I’m spending the next days at the “Happiness and Its Causes” conference. I’m seeking answers to my own questions around personal happiness but also hoping to find inspiration around creativity and design thinking as well. Today’s workshop was a perfect exploration of creative thinking, art, philosophy and brain science – “How to Think Like Leonardo Da Vinci” with Michael Glebe. http://michaelgelb.com/
Apart from refuelling some desire to travel to Italy and study art history again ….there are almost TOO many good things to really note down and share, and may come more in smaller blog posts.
The main points to note are 7 Da Vinci principles that can help shape approaches to life, work and design:
An insatiably curious approach to life and an unrelenting quest for continuous learning.
Every child is born with passionate curiosity and a natural love of learning. But once we go to school, answers seem to become more important than questions and the fear of failure becomes stronger than the passion to explore. One of the best ways to foster curiosity as an adult is to keep a notebook.
A Commitment to test knowledge through experience and a willingness to learn from mistakes.
Leonardo was one of the least pious and superstitious thinkers of his time. At a time when few questioned anything, he questioned everything.

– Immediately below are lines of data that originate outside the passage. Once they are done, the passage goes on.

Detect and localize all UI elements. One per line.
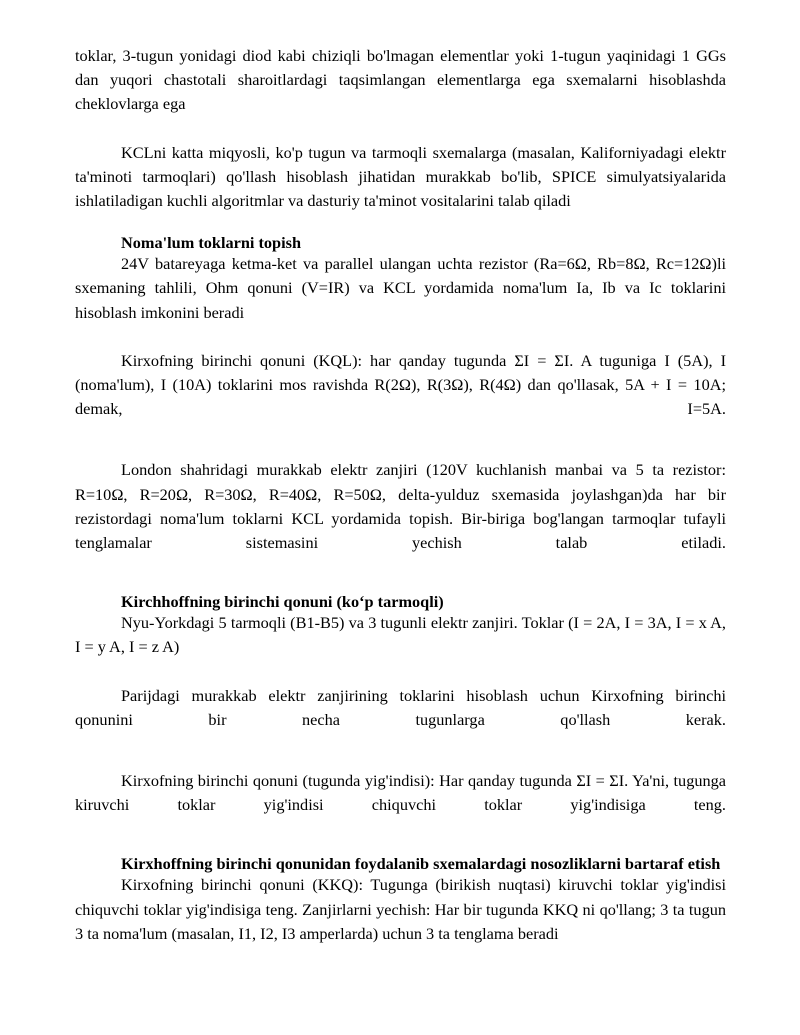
heading-troubleshooting: Kirxhoffning birinchi qonunidan foydalanib sxemalardagi nosozliklarni bartaraf etish (121, 854, 721, 874)
paragraph-london-circuit: London shahridagi murakkab elektr zanjiri (120V kuchlanish manbai va 5 ta rezistor: R=10Ω, R=20Ω, R=30Ω, R=40Ω, R=50Ω, delta-yulduz sxemasida joylashgan)da har bir rezistordagi noma'lum toklarni KCL yordamida topish. Bir-biriga bog'langan tarmoqlar tufayli tenglamalar sistemasini yechish talab etiladi. (75, 460, 726, 553)
paragraph-paris-circuit: Parijdagi murakkab elektr zanjirining toklarini hisoblash uchun Kirxofning birinchi qonunini bir necha tugunlarga qo'llash kerak. (75, 685, 726, 729)
heading-unknown-currents: Noma'lum toklarni topish (121, 233, 302, 253)
paragraph-continuation: toklar, 3-tugun yonidagi diod kabi chiziqli bo'lmagan elementlar yoki 1-tugun yaqinidagi 1 GGs dan yuqori chastotali sharoitlardagi taqsimlangan elementlarga ega sxemalarni hisoblashda cheklovlarga ega (75, 46, 726, 114)
paragraph-battery-circuit: 24V batareyaga ketma-ket va parallel ulangan uchta rezistor (Ra=6Ω, Rb=8Ω, Rc=12Ω)li sxemaning tahlili, Ohm qonuni (V=IR) va KCL yordamida noma'lum Ia, Ib va Ic toklarini hisoblash imkonini beradi (75, 254, 726, 322)
paragraph-kkq-solving: Kirxofning birinchi qonuni (KKQ): Tugunga (birikish nuqtasi) kiruvchi toklar yig'indisi chiquvchi toklar yig'indisiga teng. Zanjirlarni yechish: Har bir tugunda KKQ ni qo'llang; 3 ta tugun 3 ta noma'lum (masalan, I1, I2, I3 amperlarda) uchun 3 ta tenglama beradi (75, 875, 726, 943)
paragraph-node-sum: Kirxofning birinchi qonuni (tugunda yig'indisi): Har qanday tugunda ΣI = ΣI. Ya'ni, tugunga kiruvchi toklar yig'indisi chiquvchi toklar yig'indisiga teng. (75, 771, 726, 815)
document-page (75, 44, 726, 946)
paragraph-new-york-circuit: Nyu-Yorkdagi 5 tarmoqli (B1-B5) va 3 tugunli elektr zanjiri. Toklar (I = 2A, I = 3A, I = x A, I = y A, I = z A) (75, 613, 726, 657)
heading-kirchhoff-first-law: Kirchhoffning birinchi qonuni (ko‘p tarmoqli) (121, 592, 444, 612)
paragraph-kql-example: Kirxofning birinchi qonuni (KQL): har qanday tugunda ΣI = ΣI. A tuguniga I (5A), I (noma'lum), I (10A) toklarini mos ravishda R(2Ω), R(3Ω), R(4Ω) dan qo'llasak, 5A + I = 10A; demak, I=5A. (75, 350, 726, 419)
paragraph-kcl-large-scale: KCLni katta miqyosli, ko'p tugun va tarmoqli sxemalarga (masalan, Kaliforniyadagi elektr ta'minoti tarmoqlari) qo'llash hisoblash jihatidan murakkab bo'lib, SPICE simulyatsiyalarida ishlatiladigan kuchli algoritmlar va dasturiy ta'minot vositalarini talab qiladi (75, 142, 726, 211)
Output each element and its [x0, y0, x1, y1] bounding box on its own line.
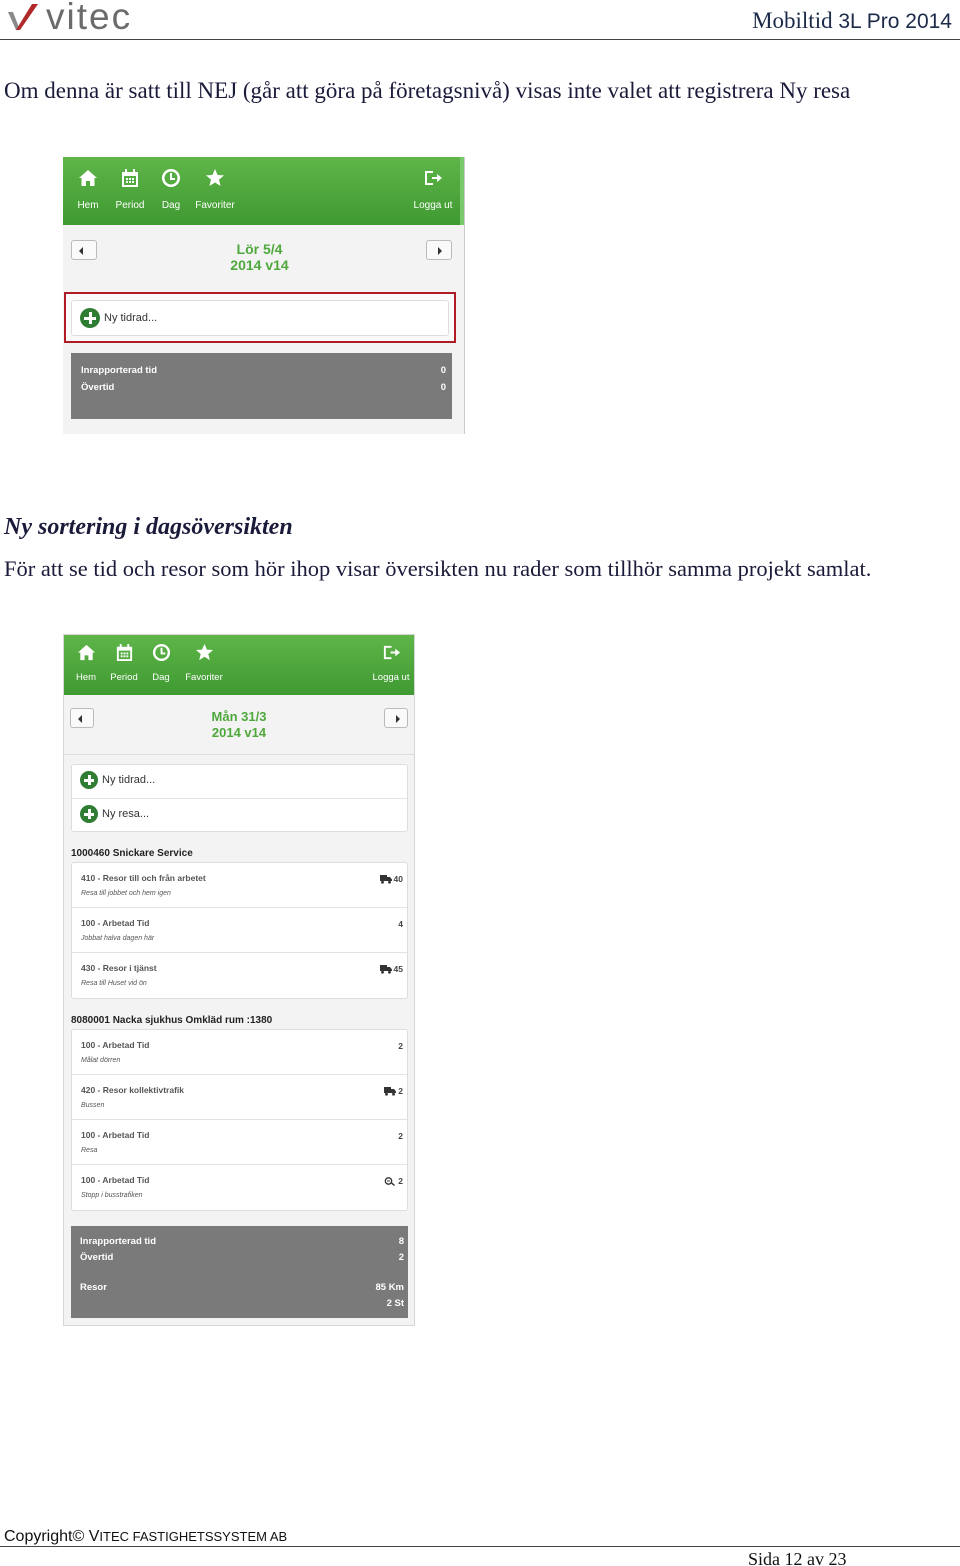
- truck-icon: [380, 875, 392, 884]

Most importantly, he recognised that to challenge the dominant worldview, you must first challenge your own preconceptions, declaring: “The greatest deception men suffer is from their own opinions.”
The continual refinement of the senses as the means to enliven experience.
“The average person looks without seeing, hears without listening, touches without feeling, breathes in without awareness of fragrance, eats without tasting and talks without thinking,” wrote da Vinci. Like Leonardo, you should endeavour to create an aesthetically uplifting working environment.
A willingness to embrace paradox and strengthen intuition.
Sfumato represents a distinguishing characteristic of highly creative individuals: the ability to embrace uncertainty. You can strengthen your intuition by understanding its body and emotion-centred nature. Every culture uses terms like “I knew it in my gut.” But the gut doesn’t send text messages or emails. Learn to pause, breathe and listen within. And remember — poise in the face of paradox is the key not only to effectiveness, but sanity in a rapidly changing world.
The balance between logic and imagination.
In addition to creating great art, Leonardo was a trailblazer in the fields of anatomy, architecture,cartography, engineering, geology and mathematics. In his notebooks, Leonardo explains his creative process: “Letting the mind go free… to think of thousands of things… which you may then reduce to their complete and proper forms.” In modern parlance, Leonardo is stimulating the imagination (right brain) to generate ideas then using analysis (left brain) to organise them. Mind mapping — creating diagrams with ideas arranged around a central concept or word — is a contemporary, practical version of this process.
The cultivation of grace, fitness and poise.
Renowned as the strongest man in Florence, he was much admired for his grace, poise and good looks. He counsels us that health can be preserved by efforts to “avoid grievous moods and keep your mind cheerful”. He also advocated a diet of fresh, wholesome food and a moderate intake of red wine.
An appreciation for the interconnectedness of things.
Leonardo believed that “everything connects to everything else”. If you want to increase your understanding of, and ability to function effectively in, your workplace, ask yourself connessione questions, such as: what are the roles of all the stakeholders associated with my workplace? How are their roles interdependent? What happens to the group’s dynamics under stress? How do the patterns of functioning I learned in my family affect the way I operate at work?